莫仲年離開公司,驅車去見姜師父。姜師父隱居大埔邊陲,臨海而居,平素若干相熟客戶登門造訪,姜師父聊聊幾句相贈,所收相金已足夠生活無憂;因為那些熟客,皆如莫仲年一樣的身份顯赫。  

 莫仲年沿著海邊走,走到小碼頭,在釣魚翁身旁坐下。    

「師父,我又來打攪了。」    

「莫先生,你真守時。」姜師父沒有正眼看莫仲年,只望著魚桿。    

「照你吩咐,我給貴人請了個女助手,然後呢?他們如何有助我的運勢?」耐性欠奉的莫仲年,向來單刀直入。    

「還記得當日我叫你要請一個怎樣的人去搞美術那些東西嗎?」    

「記得?到現在也覺得奇怪的!你要我請個雙目無神、木訥的、戴眼鏡的。
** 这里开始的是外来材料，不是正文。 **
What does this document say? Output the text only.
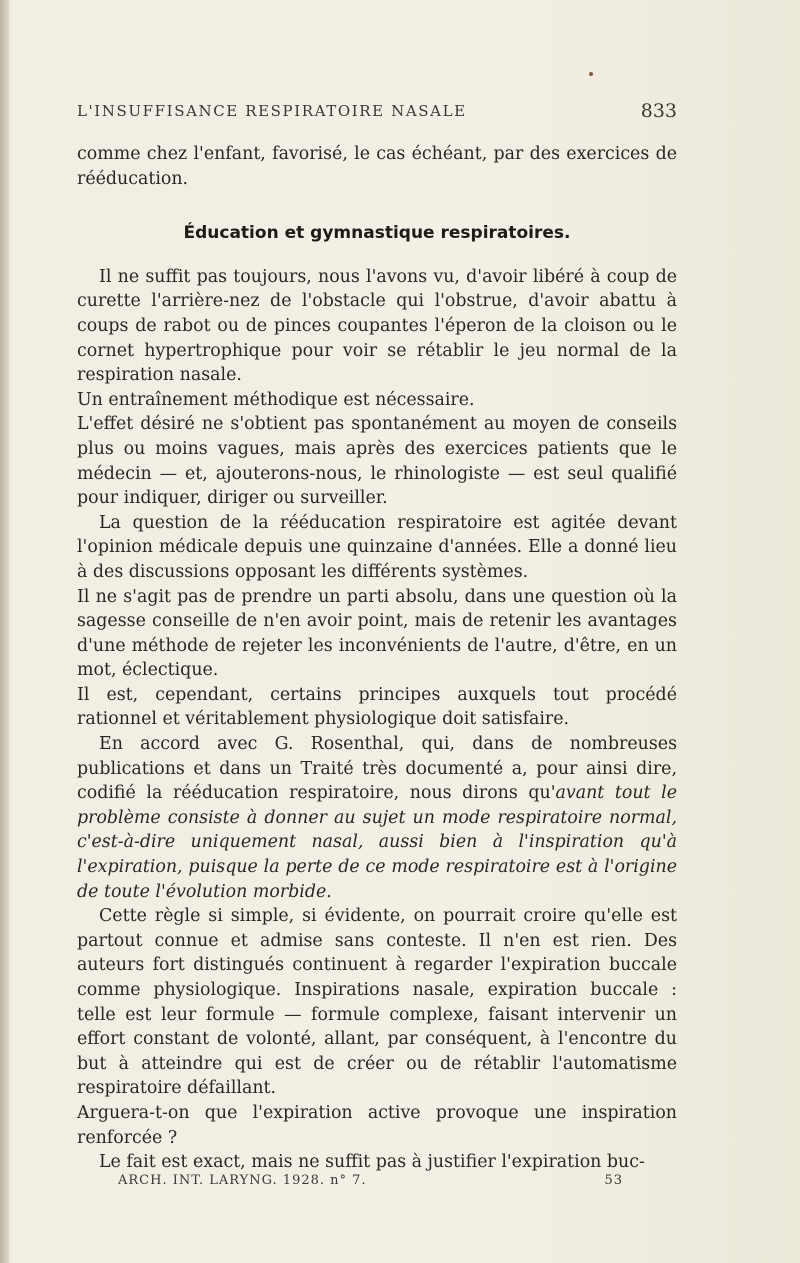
L'INSUFFISANCE RESPIRATOIRE NASALE	833

comme chez l'enfant, favorisé, le cas échéant, par des exercices de rééducation.

Éducation et gymnastique respiratoires.

Il ne suffit pas toujours, nous l'avons vu, d'avoir libéré à coup de curette l'arrière-nez de l'obstacle qui l'obstrue, d'avoir abattu à coups de rabot ou de pinces coupantes l'éperon de la cloison ou le cornet hypertrophique pour voir se rétablir le jeu normal de la respiration nasale.

Un entraînement méthodique est nécessaire.

L'effet désiré ne s'obtient pas spontanément au moyen de conseils plus ou moins vagues, mais après des exercices patients que le médecin — et, ajouterons-nous, le rhinologiste — est seul qualifié pour indiquer, diriger ou surveiller.

La question de la rééducation respiratoire est agitée devant l'opinion médicale depuis une quinzaine d'années. Elle a donné lieu à des discussions opposant les différents systèmes.

Il ne s'agit pas de prendre un parti absolu, dans une question où la sagesse conseille de n'en avoir point, mais de retenir les avantages d'une méthode de rejeter les inconvénients de l'autre, d'être, en un mot, éclectique.

Il est, cependant, certains principes auxquels tout procédé rationnel et véritablement physiologique doit satisfaire.

En accord avec G. Rosenthal, qui, dans de nombreuses publications et dans un Traité très documenté a, pour ainsi dire, codifié la rééducation respiratoire, nous dirons qu'avant tout le problème consiste à donner au sujet un mode respiratoire normal, c'est-à-dire uniquement nasal, aussi bien à l'inspiration qu'à l'expiration, puisque la perte de ce mode respiratoire est à l'origine de toute l'évolution morbide.

Cette règle si simple, si évidente, on pourrait croire qu'elle est partout connue et admise sans conteste. Il n'en est rien. Des auteurs fort distingués continuent à regarder l'expiration buccale comme physiologique. Inspirations nasale, expiration buccale : telle est leur formule — formule complexe, faisant intervenir un effort constant de volonté, allant, par conséquent, à l'encontre du but à atteindre qui est de créer ou de rétablir l'automatisme respiratoire défaillant.

Arguera-t-on que l'expiration active provoque une inspiration renforcée ?

Le fait est exact, mais ne suffit pas à justifier l'expiration buc-

ARCH. INT. LARYNG. 1928. n° 7.	53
」    

「唔!你又記得你之後問我甚麼?」    

莫仲年想了一想,恍然:「啊!哈!我問了剛才那個問題,如何助我?」    

姜師父含笑地説:「不如你告訴我,這個男的如何助你?」    

「別的不說,有幾次我在大班房跟娜娜親熱,那回事嘛!真的有點忘我……這個涂予!貴人呀!他直接衝入我的房間,跟我說:尚有十分鐘……怎料!我老婆就在十多分鐘後直接上來我大班房!你說是否神奇?」    

姜師父微笑不語。    

「還有更重要的,他的畫呀設計呀,我不太懂欣賞,但我覺得就是有一點點靈氣,叫我舒泰舒泰的!」

莫仲年說得猶如一個為孩子感到自豪的父親。    

姜師父「啊唷」一聲,趕忙的收回魚絲,「待了大半天,總算有收穫了!」上釣的是一尾大鱸。    

「你之前說甚麼來著?」姜師父一邊放好大魚一邊說,「如何助你?」    

「對!」剛說了,莫仲年便聯想起來,「唔……」    

「想起來了麼?你第一次問我這個問題時,我贈你的四個字嗎?」    

莫仲年如夢初醒,「『順其自然』?」    

「不就是嘛?可不容易啊!」     

「是的,真難。」莫仲年苦笑了一下。